CVP Flashcards
CVPI commands
cvpi status all
cvpi start/stop all
cvpi deps
cvpi deps hbase start
cvpi env
cvpi backup/restore
cvpi -v=3 start all
The log directory in CVP
/var/log/agents
(note there are multiple files in this directory)
Zookeeper
- is a centralized service for maintaining configuration information, naming, providing distributed synchronization, and providing group services. All of these kinds of services are used in some form or another by distributed applications.
- provides failover services of hbase and hdfs hadoop.
- if one of the sub components of hadoop or hbase fails, zookeeper launches a backup on the next available node.
- located in /cvpi/zookeeper
Hadoop
- Hadoop is an open-source framework for storing data and running applications on clusters of commodity hardware.
- Components include:
+ Datanode - (which holds the actual data)
+ Namenode - (which holds the metadata)
+ nfs3
+ secondarynamenode
+ Journalnode
Datanode
- is responsible for storing the actual data in HDFS.
- Datanode and Namenode are in constant communication.
- When a Datanode starts up it announces itself to the Namenode along with a list of blocks it is responsible for.
- When a Datanode is down, it does not affect the availability of data or the cluster. Namenode will arrange for replication for the blocks managed by the Datanode that is not available.

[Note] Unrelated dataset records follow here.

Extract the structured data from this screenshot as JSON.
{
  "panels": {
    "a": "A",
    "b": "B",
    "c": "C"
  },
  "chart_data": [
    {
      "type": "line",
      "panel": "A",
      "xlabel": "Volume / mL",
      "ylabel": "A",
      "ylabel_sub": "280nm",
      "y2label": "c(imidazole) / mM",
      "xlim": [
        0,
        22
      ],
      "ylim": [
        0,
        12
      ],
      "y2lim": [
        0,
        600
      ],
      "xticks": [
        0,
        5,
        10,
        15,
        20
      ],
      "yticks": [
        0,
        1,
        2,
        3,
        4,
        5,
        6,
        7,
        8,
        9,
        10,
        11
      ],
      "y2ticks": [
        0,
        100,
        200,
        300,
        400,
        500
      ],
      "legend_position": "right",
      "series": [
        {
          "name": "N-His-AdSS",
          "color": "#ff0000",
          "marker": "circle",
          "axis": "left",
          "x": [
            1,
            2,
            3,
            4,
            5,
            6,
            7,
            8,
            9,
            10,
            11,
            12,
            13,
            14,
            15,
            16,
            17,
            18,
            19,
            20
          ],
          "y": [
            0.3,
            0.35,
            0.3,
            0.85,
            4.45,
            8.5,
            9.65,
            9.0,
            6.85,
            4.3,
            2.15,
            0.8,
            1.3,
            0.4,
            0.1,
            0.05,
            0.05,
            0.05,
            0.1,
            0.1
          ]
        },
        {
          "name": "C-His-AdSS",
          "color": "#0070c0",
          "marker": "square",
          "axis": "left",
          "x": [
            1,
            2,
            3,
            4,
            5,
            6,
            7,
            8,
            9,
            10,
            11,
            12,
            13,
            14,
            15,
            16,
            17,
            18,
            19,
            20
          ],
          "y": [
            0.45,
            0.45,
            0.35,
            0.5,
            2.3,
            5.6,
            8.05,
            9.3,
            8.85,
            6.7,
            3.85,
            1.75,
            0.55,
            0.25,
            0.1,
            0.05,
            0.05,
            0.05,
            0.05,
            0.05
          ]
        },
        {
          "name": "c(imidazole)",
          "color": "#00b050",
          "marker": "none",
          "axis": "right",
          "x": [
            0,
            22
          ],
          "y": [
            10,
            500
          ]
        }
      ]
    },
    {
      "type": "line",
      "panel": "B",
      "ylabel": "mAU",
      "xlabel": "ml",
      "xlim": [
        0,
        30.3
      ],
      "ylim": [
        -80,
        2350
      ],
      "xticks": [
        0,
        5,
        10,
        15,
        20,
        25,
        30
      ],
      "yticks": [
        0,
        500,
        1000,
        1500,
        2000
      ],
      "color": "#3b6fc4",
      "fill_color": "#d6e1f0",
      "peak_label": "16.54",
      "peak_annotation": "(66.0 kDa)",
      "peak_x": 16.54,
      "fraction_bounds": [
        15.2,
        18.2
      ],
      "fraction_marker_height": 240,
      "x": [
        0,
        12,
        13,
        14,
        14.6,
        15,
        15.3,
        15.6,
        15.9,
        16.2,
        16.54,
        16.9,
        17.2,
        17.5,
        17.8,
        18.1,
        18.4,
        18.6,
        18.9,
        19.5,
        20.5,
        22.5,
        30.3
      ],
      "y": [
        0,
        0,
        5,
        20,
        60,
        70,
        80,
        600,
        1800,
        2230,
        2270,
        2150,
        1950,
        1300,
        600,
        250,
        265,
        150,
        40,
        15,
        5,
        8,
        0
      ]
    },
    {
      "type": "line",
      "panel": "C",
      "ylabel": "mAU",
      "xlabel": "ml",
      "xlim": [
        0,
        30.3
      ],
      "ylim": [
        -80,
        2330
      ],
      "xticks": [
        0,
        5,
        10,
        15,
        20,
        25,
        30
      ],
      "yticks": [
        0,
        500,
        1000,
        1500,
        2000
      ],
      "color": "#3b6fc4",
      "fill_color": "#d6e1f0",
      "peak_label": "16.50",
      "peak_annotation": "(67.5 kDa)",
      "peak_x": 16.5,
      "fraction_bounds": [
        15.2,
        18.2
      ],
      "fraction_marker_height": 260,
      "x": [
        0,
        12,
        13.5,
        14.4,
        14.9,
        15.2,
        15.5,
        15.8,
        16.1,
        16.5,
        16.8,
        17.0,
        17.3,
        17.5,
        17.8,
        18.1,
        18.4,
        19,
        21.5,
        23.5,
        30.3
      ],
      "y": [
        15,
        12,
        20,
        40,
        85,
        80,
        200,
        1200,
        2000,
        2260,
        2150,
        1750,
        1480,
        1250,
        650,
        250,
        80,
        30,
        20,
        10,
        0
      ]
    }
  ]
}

- is also known as the Slave.
Namenode
- Is the centerpiece of HDFS (Hadoop Distributed Filesystem); coordinates the storage for the whole Hadoop cluster.
- is also known as the Master.
- Only stores the metadata of HDFS - the directory tree of all files in the file system, and tracks the files across the cluster.
Journalnode
- in order for the Standby Namenode to keep its state synchronized with the Active Namenode, both nodes communicate with a group of seperate daemons called Journalnode (JNs).
- in the event of a failover, the Standby will ensure that it has read all of the edit from the Journalnodes before promoting itself to the Active state. This ensures that the namespace state is fully synchronized before a failover occurs.
HBase
- HBase = Hadoop database
- it is a NoSQL database that runs on top of Hadoop.
- it combines the scalability of Hadoop by running on the Hadoop Distributed File System (HDFS), with real-time data access as a key/value store and deep analytic capabilities of Map Reduce.
RegionServers
- are the software processs (often called daemons) you activate to store and retrieve data in HBase (Hadoop database). In production environments, each RegionServer is deployed on its own dedicated compute node. When you start using HBase, you create a table and then begin storing and retreiving your data.
- However, at some point the table grows beyond a configurable limit. At this point, the HBase system automatically splits the table and distributes the load to another RegionServer. This process is called auto-sharding.
- Auto-sharding is what is so special about Hadoop. Where most database management systems require manual intervention to scale the overall system.
Zookeeper Failover Controller (ZKFC)
- ZKFC will monitor the health of the namenode by peridically pinging the active namenode and expecting a response in a timely manner.
- Each of the machines which runs a NameNode also runs a ZKFC.
Automatic NameNode Failover process
- Two nodes are running Namenodes in a CVP multinode setup: the Primary and the Secondary nodes.
- At any point in time, exactly one of the Namenodes is in an Active state (primary node by default), the other is in a Standby state (secondary node by default).
- The Active Namenode is responsible for all client operations in the cluster, while the Standby is simply acting as a slave, maintaining enough state to provide a fast failover if necessary.
- The ZKFC (ZooKeeper Failover Controller) is used to monitor the health/availability of the Namenodes.
Kafka
- Distributed Message (queueing) system /central messaging bus
- centralizes communication from producers of data and consumers of that data.
- Two major message queues with 12 partitions each:
- toDB (removed in 2020.1.0)
- postDB
Aerisdiskmonitor (Gardener)
- Monitor and prunes Aeris data.
- Runs as a component on cvpi.
- We have a data retention policy in CloudVision where we store data for up to 3 months. We have a second policy where we store - for each telemetry state we store 43,200 records.
- Config file is located in /cvpi/conf/deleteconfig.yaml. Always on the teriary node in the case of a multinode cluster.
- You can set the frequency of major compaction in this file. Default is every Sunday at 2 AM UTC. After changing the file you will need to restart the “aerisdiskmonitor” service. cvpi stop aerisdiskmonitor && cvpi start aerisdiskmonitor.
Firewalld
We are using firewalld to do permit/deny connections to and from the nodes.
In 2019.1.X and later the rules are in /etc/firewalld/zones/ethX-Zone.xml
iptables -nvL will give you all the rules in iptable format.
Turbines
Turbines take in raw data, do some processing and then write it back as usable data.
Like wind turbines, our Turbines have two main components:
- Rotor: which manages the Aeris connections
- Blade: which performs the logic